The latest look at the state of the UK high street showed that shoppers returned in November with sales beating market expectations. This data follows a strong UK Labour Report this week and also suggests that inflation – headline inflation at a decade-high of 5.1% in November – may prove to be stickier than the BoE would like.

Cable is currently trading on either side of 1.3320 and may remain around these levels in the coming days. Yesterday’s surprise Bank of England interest rate hike gave GBP/USD a shot in the arm with the pair jumping to 1.3375 before settling back down just below 1.3350. Support remains around 1.3165 and 1.3200 and this should hold with the UK economic backdrop looking stronger. Resistance between 1.3353 and 1.3383 may prove difficult to overcome, especially when the PM’s political career hangs in the balance.

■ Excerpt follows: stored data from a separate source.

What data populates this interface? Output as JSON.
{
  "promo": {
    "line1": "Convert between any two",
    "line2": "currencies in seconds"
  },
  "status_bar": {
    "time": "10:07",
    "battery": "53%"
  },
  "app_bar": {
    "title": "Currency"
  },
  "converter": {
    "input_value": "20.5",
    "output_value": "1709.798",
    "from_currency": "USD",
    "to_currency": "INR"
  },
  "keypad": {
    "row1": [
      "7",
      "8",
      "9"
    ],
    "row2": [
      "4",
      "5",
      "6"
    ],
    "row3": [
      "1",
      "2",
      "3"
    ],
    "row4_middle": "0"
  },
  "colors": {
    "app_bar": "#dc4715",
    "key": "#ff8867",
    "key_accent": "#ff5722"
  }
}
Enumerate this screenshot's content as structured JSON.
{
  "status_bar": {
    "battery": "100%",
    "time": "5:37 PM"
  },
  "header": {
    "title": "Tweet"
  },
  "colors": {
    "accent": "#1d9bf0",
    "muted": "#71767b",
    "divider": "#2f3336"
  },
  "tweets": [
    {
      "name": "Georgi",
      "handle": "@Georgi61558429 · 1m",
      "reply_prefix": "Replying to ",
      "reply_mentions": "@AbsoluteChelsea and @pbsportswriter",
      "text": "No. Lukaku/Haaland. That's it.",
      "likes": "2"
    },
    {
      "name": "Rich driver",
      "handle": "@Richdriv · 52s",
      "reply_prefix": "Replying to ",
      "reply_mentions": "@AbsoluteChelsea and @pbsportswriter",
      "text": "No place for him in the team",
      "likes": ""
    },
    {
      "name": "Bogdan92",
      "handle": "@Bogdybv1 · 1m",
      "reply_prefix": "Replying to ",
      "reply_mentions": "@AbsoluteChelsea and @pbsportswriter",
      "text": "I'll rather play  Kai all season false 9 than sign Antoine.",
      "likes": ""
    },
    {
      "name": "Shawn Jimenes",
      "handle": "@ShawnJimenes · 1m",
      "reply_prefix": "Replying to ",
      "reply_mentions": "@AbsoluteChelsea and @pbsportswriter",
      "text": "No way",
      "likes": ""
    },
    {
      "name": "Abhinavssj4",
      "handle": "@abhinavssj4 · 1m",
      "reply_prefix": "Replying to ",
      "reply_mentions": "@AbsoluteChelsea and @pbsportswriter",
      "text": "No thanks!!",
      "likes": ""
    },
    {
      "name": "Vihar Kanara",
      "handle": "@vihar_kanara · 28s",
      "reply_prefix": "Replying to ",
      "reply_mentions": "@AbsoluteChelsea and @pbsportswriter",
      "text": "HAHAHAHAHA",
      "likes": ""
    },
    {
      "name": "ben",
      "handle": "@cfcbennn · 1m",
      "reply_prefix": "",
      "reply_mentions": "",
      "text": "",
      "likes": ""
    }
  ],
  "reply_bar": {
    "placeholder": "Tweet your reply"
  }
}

GBP/USD Daily Price Chart – December 17, 2021

British Pound Under Political Pressure, Election Shock Leaves the PM Vulnerable

Retail trader data show 73.87% of traders are net-long with the ratio of traders long to short at 2.83 to 1. The number of traders net-long is 0.94% higher than yesterday and 3.80% lower from last week, while the number of traders net-short is 3.51% lower than yesterday and 7.10% lower from last week.

We typically take a contrarian view to crowd sentiment, and the fact traders are net-long suggests GBP/USD prices may continue to fall. Traders are further net-long than yesterday and last week, and the combination of current sentiment and recent changes gives us a stronger GBP/USD-bearish contrarian trading bias.